3 Secrets to a Healthier Lifestyle

By Kathleen Zelman, MPH, RD

The mysteries of weight management continue to unfold. As it turns out, it's not just about reducing your calorie intake and being physically active. Research now adds getting enough rest to the formula.

To lose weight once and for all, get active, get enough shut-eye, and follow a healthy eating plan that suits your lifestyle. Not only will this combination help you lose weight, but it will also energize you and improve your overall health.

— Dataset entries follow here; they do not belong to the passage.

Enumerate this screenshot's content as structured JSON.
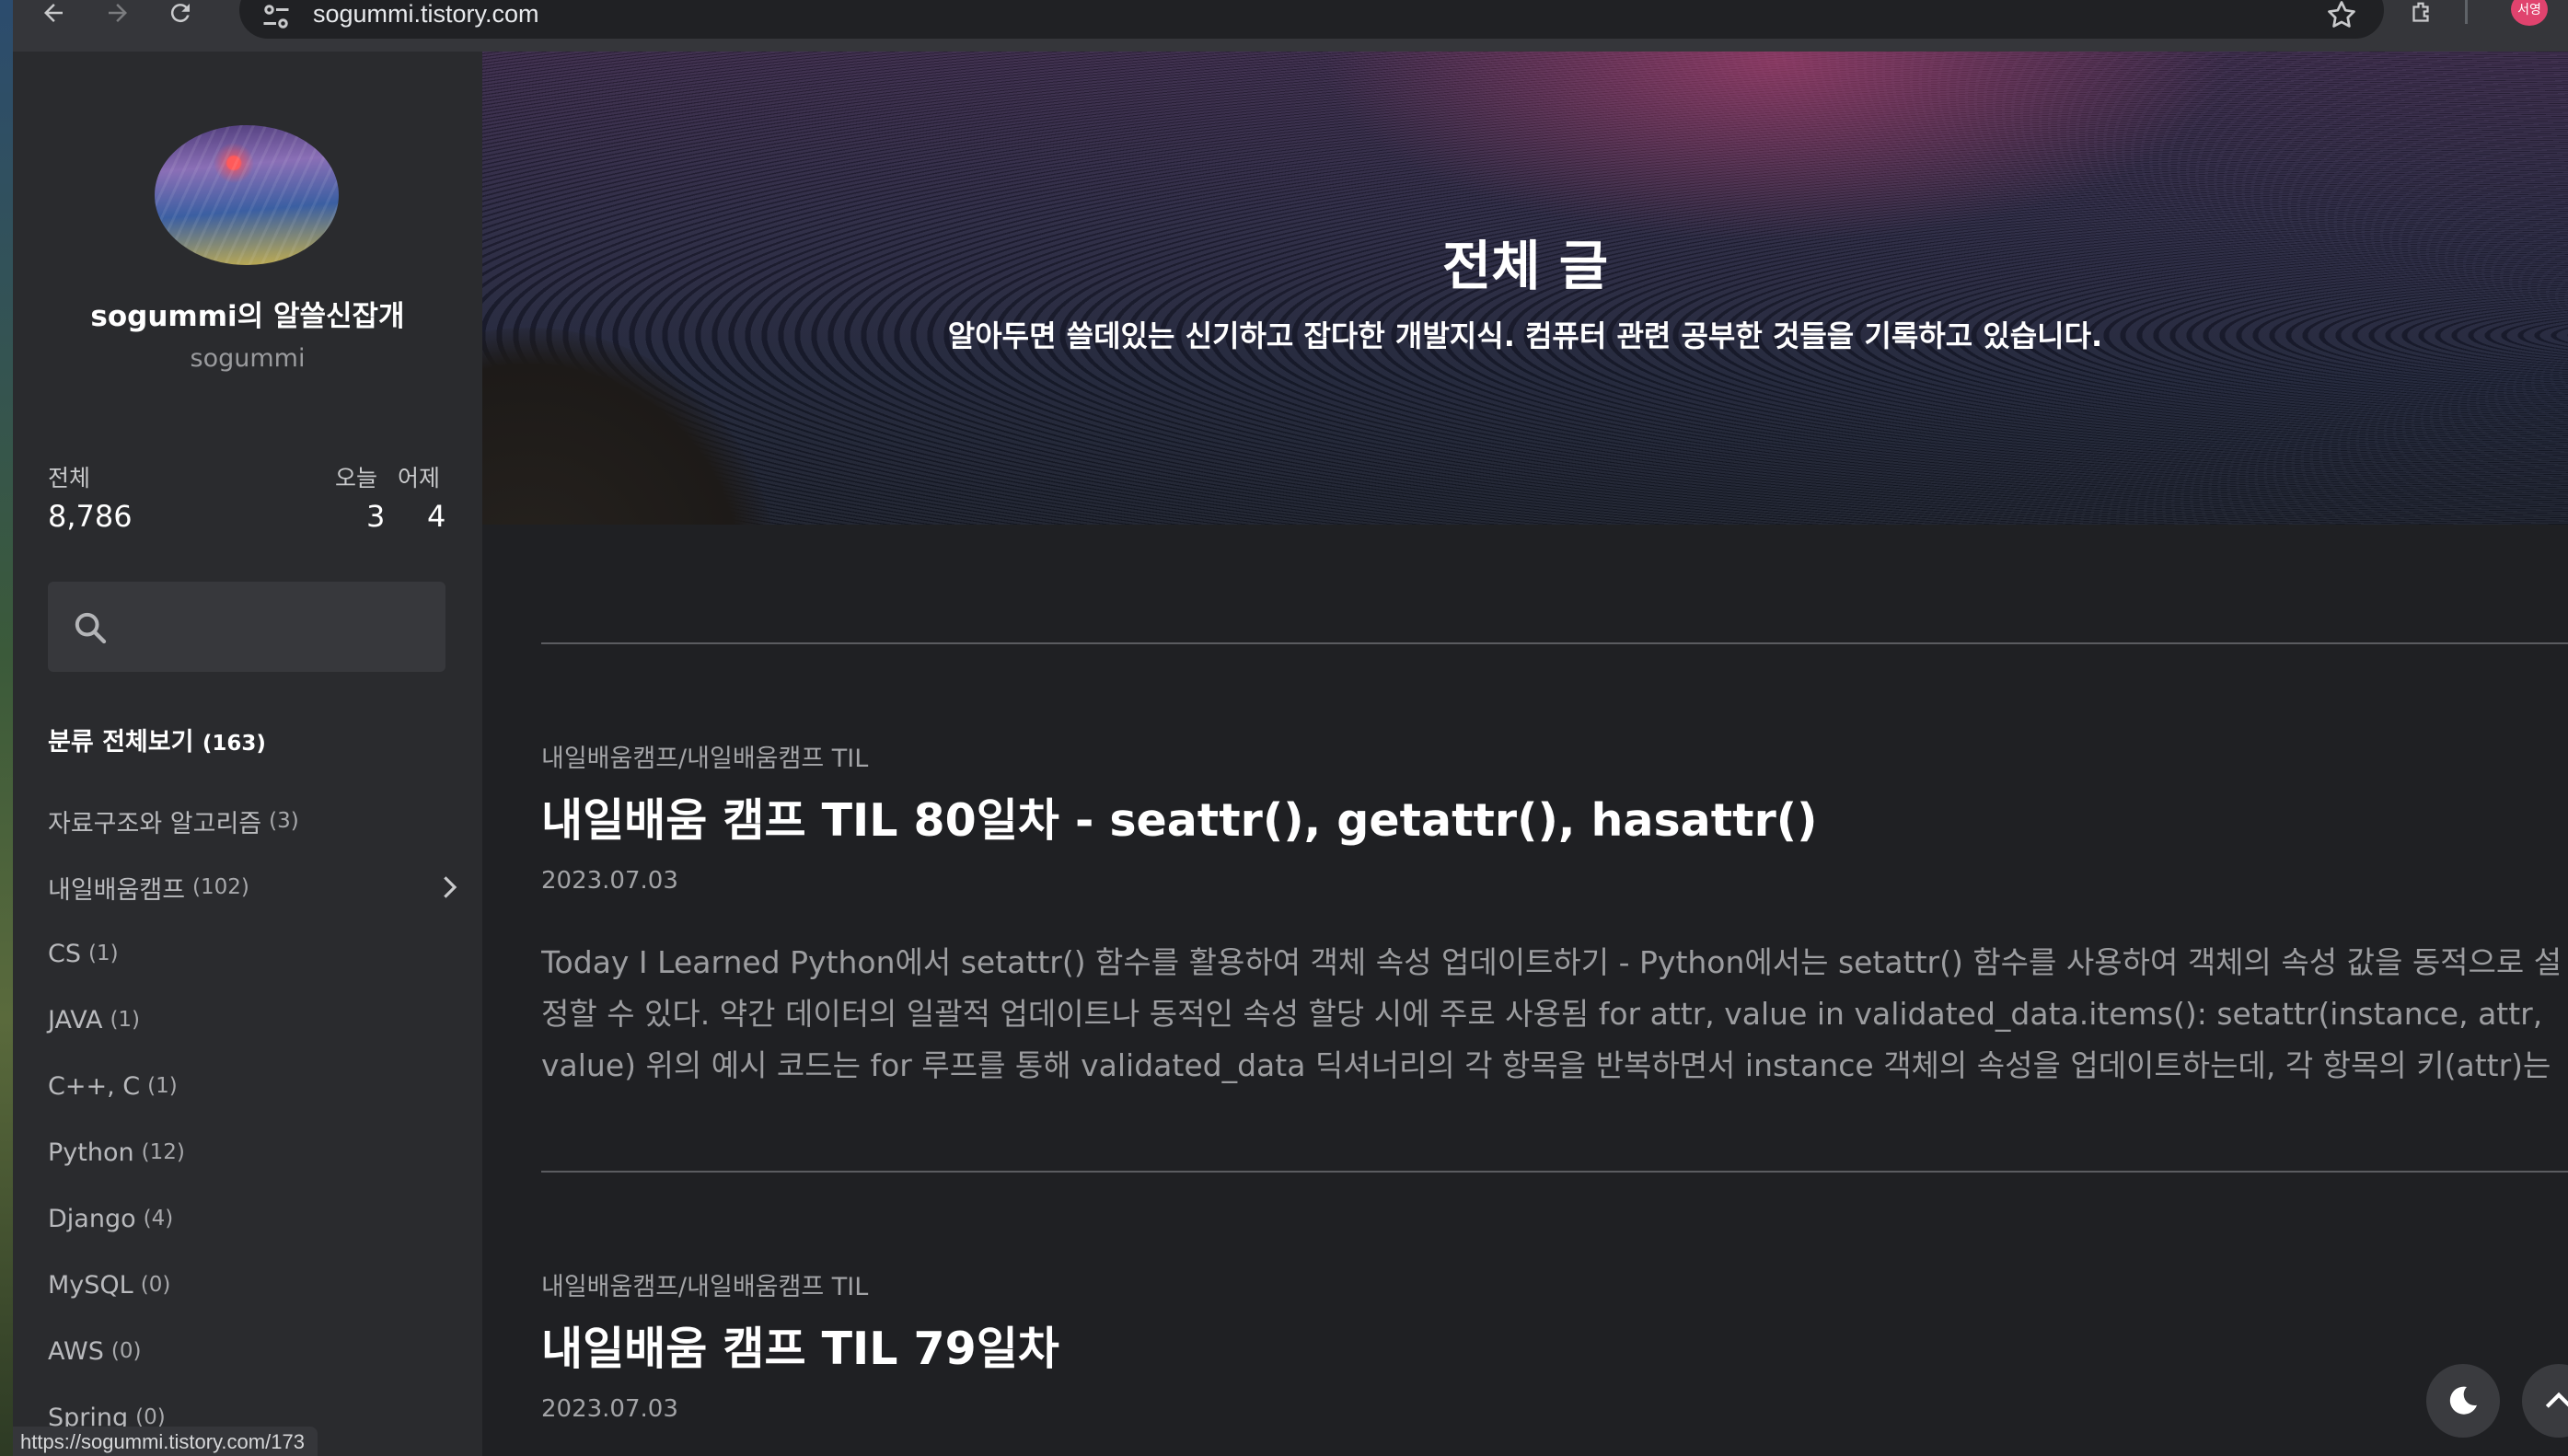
{
  "browser": {
    "url": "sogummi.tistory.com",
    "profile_label": "서영",
    "status_url": "https://sogummi.tistory.com/173"
  },
  "sidebar": {
    "blog_name": "sogummi의 알쓸신잡개",
    "blog_id": "sogummi",
    "stats": {
      "total_label": "전체",
      "total_value": "8,786",
      "today_label": "오늘",
      "today_value": "3",
      "yesterday_label": "어제",
      "yesterday_value": "4"
    },
    "search": {
      "placeholder": ""
    },
    "category_all_label": "분류 전체보기",
    "category_all_count": "(163)",
    "categories": [
      {
        "label": "자료구조와 알고리즘",
        "count": "(3)"
      },
      {
        "label": "내일배움캠프",
        "count": "(102)"
      },
      {
        "label": "CS",
        "count": "(1)"
      },
      {
        "label": "JAVA",
        "count": "(1)"
      },
      {
        "label": "C++, C",
        "count": "(1)"
      },
      {
        "label": "Python",
        "count": "(12)"
      },
      {
        "label": "Django",
        "count": "(4)"
      },
      {
        "label": "MySQL",
        "count": "(0)"
      },
      {
        "label": "AWS",
        "count": "(0)"
      },
      {
        "label": "Spring",
        "count": "(0)"
      }
    ]
  },
  "hero": {
    "title": "전체 글",
    "subtitle": "알아두면 쓸데있는 신기하고 잡다한 개발지식. 컴퓨터 관련 공부한 것들을 기록하고 있습니다."
  },
  "posts": [
    {
      "category": "내일배움캠프/내일배움캠프 TIL",
      "title": "내일배움 캠프 TIL 80일차 - seattr(), getattr(), hasattr()",
      "date": "2023.07.03",
      "excerpt": "Today I Learned Python에서 setattr() 함수를 활용하여 객체 속성 업데이트하기 - Python에서는 setattr() 함수를 사용하여 객체의 속성 값을 동적으로 설정할 수 있다. 약간 데이터의 일괄적 업데이트나 동적인 속성 할당 시에 주로 사용됨 for attr, value in validated_data.items(): setattr(instance, attr, value) 위의 예시 코드는 for 루프를 통해 validated_data 딕셔너리의 각 항목을 반복하면서 instance 객체의 속성을 업데이트하는데, 각 항목의 키(attr)는 instance의 속성 이름이 되고, 값"
    },
    {
      "category": "내일배움캠프/내일배움캠프 TIL",
      "title": "내일배움 캠프 TIL 79일차",
      "date": "2023.07.03"
    }
  ]
}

While doctors have long known that many hormones are affected by sleep, Rapoport says it wasn't until recently that appetite entered the picture. What brought it into focus, he says, was research on the hormones leptin and ghrelin. First, doctors say that both can influence our appetite. And studies show that production of both may be influenced by how much or how little we sleep.

In fact, have you ever experienced a sleepless night followed by a day when no matter what you ate you never felt full or satisfied? If so, then you have experienced the workings of leptin and ghrelin.

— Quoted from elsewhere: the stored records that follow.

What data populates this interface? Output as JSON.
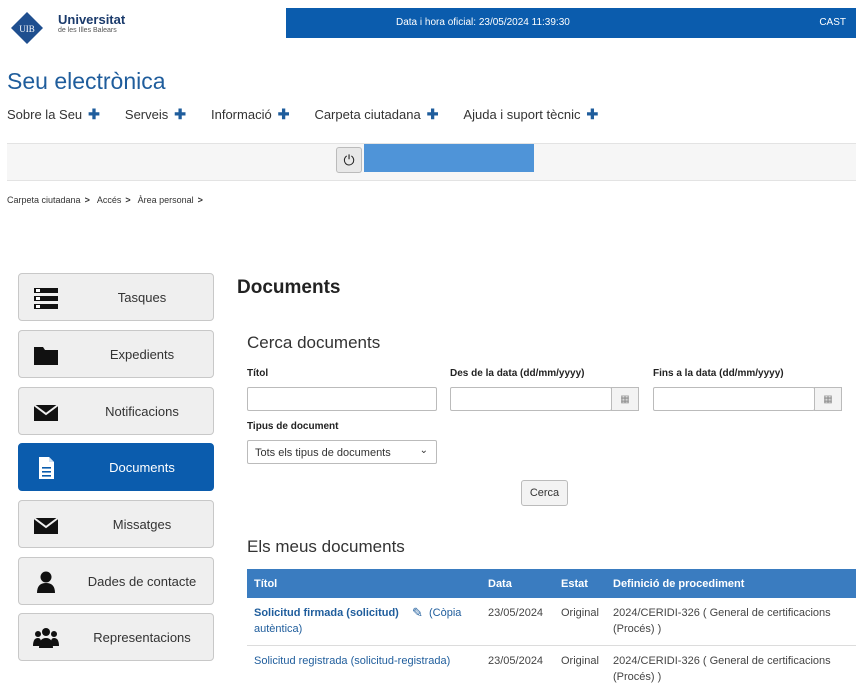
{
  "header": {
    "logo_abbr": "UIB",
    "logo_name": "Universitat",
    "logo_sub": "de les Illes Balears",
    "datetime_label": "Data i hora oficial: 23/05/2024  11:39:30",
    "lang": "CAST"
  },
  "site_title": "Seu electrònica",
  "nav": [
    "Sobre la Seu",
    "Serveis",
    "Informació",
    "Carpeta ciutadana",
    "Ajuda i suport tècnic"
  ],
  "breadcrumb": [
    "Carpeta ciutadana",
    "Accés",
    "Àrea personal"
  ],
  "sidebar": [
    {
      "label": "Tasques",
      "icon": "tasks-icon",
      "active": false
    },
    {
      "label": "Expedients",
      "icon": "folder-icon",
      "active": false
    },
    {
      "label": "Notificacions",
      "icon": "envelope-icon",
      "active": false
    },
    {
      "label": "Documents",
      "icon": "document-icon",
      "active": true
    },
    {
      "label": "Missatges",
      "icon": "envelope-icon",
      "active": false
    },
    {
      "label": "Dades de contacte",
      "icon": "user-icon",
      "active": false
    },
    {
      "label": "Representacions",
      "icon": "users-icon",
      "active": false
    }
  ],
  "main": {
    "title": "Documents",
    "search_title": "Cerca documents",
    "field_title": "Títol",
    "field_from": "Des de la data (dd/mm/yyyy)",
    "field_to": "Fins a la data (dd/mm/yyyy)",
    "field_type": "Tipus de document",
    "type_selected": "Tots els tipus de documents",
    "search_button": "Cerca",
    "mydocs_title": "Els meus documents",
    "table_headers": [
      "Títol",
      "Data",
      "Estat",
      "Definició de procediment"
    ],
    "rows": [
      {
        "title": "Solicitud firmada (solicitud)",
        "extra1": "(Còpia",
        "extra2": "autèntica)",
        "date": "23/05/2024",
        "state": "Original",
        "proc1": "2024/CERIDI-326 ( General de certificacions",
        "proc2": "(Procés) )"
      },
      {
        "title": "Solicitud registrada (solicitud-registrada)",
        "date": "23/05/2024",
        "state": "Original",
        "proc1": "2024/CERIDI-326 ( General de certificacions",
        "proc2": "(Procés) )"
      }
    ]
  }
}
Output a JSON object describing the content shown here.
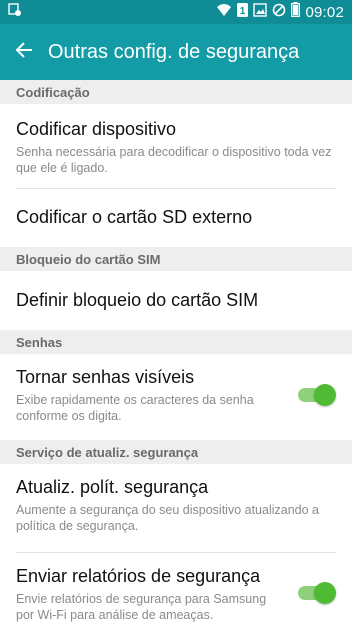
{
  "status_bar": {
    "time": "09:02",
    "sim_label": "1",
    "icons": [
      "notification-icon",
      "wifi-icon",
      "sim-icon",
      "image-icon",
      "blocked-icon",
      "battery-icon"
    ]
  },
  "app_bar": {
    "title": "Outras config. de segurança",
    "back_icon": "arrow-back-icon"
  },
  "sections": {
    "codificacao": {
      "header": "Codificação",
      "codificar_dispositivo": {
        "title": "Codificar dispositivo",
        "summary": "Senha necessária para decodificar o dispositivo toda vez que ele é ligado."
      },
      "codificar_sd": {
        "title": "Codificar o cartão SD externo"
      }
    },
    "bloqueio_sim": {
      "header": "Bloqueio do cartão SIM",
      "definir_bloqueio": {
        "title": "Definir bloqueio do cartão SIM"
      }
    },
    "senhas": {
      "header": "Senhas",
      "tornar_visiveis": {
        "title": "Tornar senhas visíveis",
        "summary": "Exibe rapidamente os caracteres da senha conforme os digita.",
        "switch_on": true
      }
    },
    "servico": {
      "header": "Serviço de atualiz. segurança",
      "atualiz_polit": {
        "title": "Atualiz. polít. segurança",
        "summary": "Aumente a segurança do seu dispositivo atualizando a política de segurança."
      },
      "enviar_relatorios": {
        "title": "Enviar relatórios de segurança",
        "summary": "Envie relatórios de segurança para Samsung por Wi-Fi para análise de ameaças.",
        "switch_on": true
      }
    }
  },
  "colors": {
    "status_bar": "#0f8c95",
    "app_bar": "#139ca6",
    "switch_thumb": "#4fbb35",
    "switch_track": "#8fd07a",
    "section_bg": "#eeeeee"
  }
}
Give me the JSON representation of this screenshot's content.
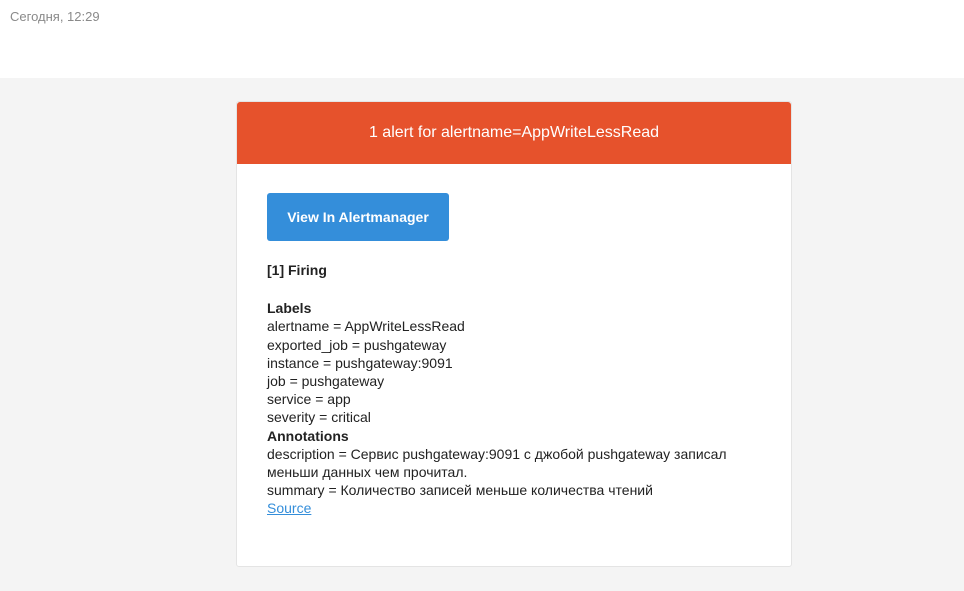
{
  "timestamp": "Сегодня, 12:29",
  "header": {
    "title": "1 alert for alertname=AppWriteLessRead",
    "color": "#e6522c"
  },
  "button": {
    "label": "View In Alertmanager",
    "color": "#348eda"
  },
  "firing": "[1] Firing",
  "labels_heading": "Labels",
  "labels": [
    "alertname = AppWriteLessRead",
    "exported_job = pushgateway",
    "instance = pushgateway:9091",
    "job = pushgateway",
    "service = app",
    "severity = critical"
  ],
  "annotations_heading": "Annotations",
  "annotations": {
    "description": "description = Сервис pushgateway:9091 с джобой pushgateway записал меньши данных чем прочитал.",
    "summary": "summary = Количество записей меньше количества чтений"
  },
  "source_link": "Source"
}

How Hormones Affect Your Sleep

Leptin and ghrelin work in a kind of "checks and balances" system to control feelings of hunger and fullness, explains Michael Breus, PhD, a faculty member of the Atlanta School of Sleep Medicine and director of The Sleep Disorders Centers of Southeastern Lung Care in Atlanta. Ghrelin, which is produced in the gastrointestinal tract, stimulates appetite, while leptin, produced in fat cells, sends a signal to the brain when you are full.

So what's the connection to sleep? "When you don't get enough sleep, it drives leptin levels down, which means you don't feel as satisfied after you eat. Lack of sleep also causes ghrelin levels to rise, which means your appetite is stimulated, so you want more food," Breus tells WebMD.

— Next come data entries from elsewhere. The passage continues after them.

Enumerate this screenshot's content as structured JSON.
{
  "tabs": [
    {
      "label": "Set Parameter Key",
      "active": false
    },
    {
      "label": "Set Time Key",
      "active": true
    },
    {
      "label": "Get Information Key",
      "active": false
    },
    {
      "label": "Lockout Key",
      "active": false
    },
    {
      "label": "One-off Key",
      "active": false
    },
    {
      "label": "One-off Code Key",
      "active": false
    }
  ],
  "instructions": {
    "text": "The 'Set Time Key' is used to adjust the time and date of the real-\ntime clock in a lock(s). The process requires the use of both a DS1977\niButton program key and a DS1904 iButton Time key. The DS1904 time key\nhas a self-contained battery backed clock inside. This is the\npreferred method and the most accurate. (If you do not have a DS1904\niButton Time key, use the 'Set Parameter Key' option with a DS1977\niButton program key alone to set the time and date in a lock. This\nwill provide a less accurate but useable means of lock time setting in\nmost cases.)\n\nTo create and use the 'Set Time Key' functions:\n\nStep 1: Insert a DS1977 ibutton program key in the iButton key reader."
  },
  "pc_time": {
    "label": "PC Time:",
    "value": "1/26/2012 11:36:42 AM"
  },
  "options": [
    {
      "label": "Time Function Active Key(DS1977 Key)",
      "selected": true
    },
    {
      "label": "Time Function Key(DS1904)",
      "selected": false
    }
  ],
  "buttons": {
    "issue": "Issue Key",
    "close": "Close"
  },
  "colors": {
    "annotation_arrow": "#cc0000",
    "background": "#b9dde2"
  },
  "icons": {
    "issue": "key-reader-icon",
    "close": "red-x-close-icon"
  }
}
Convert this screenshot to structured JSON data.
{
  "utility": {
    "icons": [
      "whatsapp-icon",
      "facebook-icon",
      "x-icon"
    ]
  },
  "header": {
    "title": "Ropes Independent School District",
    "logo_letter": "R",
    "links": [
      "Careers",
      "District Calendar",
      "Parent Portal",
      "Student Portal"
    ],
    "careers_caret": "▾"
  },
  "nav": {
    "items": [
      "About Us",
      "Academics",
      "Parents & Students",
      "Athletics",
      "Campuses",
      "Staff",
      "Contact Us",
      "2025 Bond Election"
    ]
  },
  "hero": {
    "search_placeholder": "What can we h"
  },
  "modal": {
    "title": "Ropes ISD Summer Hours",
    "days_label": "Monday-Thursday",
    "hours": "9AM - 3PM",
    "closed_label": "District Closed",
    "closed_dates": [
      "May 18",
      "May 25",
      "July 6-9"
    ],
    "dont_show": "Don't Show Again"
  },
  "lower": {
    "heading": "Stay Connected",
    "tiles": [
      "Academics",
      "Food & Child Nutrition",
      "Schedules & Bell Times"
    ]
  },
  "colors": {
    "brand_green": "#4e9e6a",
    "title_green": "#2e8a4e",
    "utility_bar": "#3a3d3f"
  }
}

The two combined, he says, can set the stage for overeating, which in turn may lead to weight gain.

Studies: Those Who Sleep Less Often Weigh More

How the hormones leptin and ghrelin set the stage for overeating was recently explored in two studies conducted at the University of Chicago in Illinois and at Stanford University in California.

In the Chicago study, doctors measured levels of leptin and ghrelin in 12 healthy men. They also noted their hunger and appetite levels. Soon after, the men were subjected to two days of sleep deprivation followed by two days of extended sleep. During this time doctors continued to monitor hormone levels, appetite, and activity.

The end result: When sleep was restricted, leptin levels went down and ghrelin levels went up. Not surprisingly, the men's appetite also increased proportionally. Their desire for high carbohydrate, calorie-dense foods increased by a whopping 45%.

It was in the Stanford study, however, that the more provocative meaning of the leptin-ghrelin effect came to light. In this research -- a joint project between Stanford and the University of Wisconsin -- about 1,000 volunteers reported the number of hours they slept each night. Doctors then measured their levels of ghrelin and leptin, as well as charted their weight.

The result: Those who slept less than eight hours a night not only had lower levels of leptin and higher levels of ghrelin, but they also had a higher level of body fat. What's more, that level of body fat seemed to correlate with their sleep patterns. Specifically, those who slept the fewest hours per night weighed the most.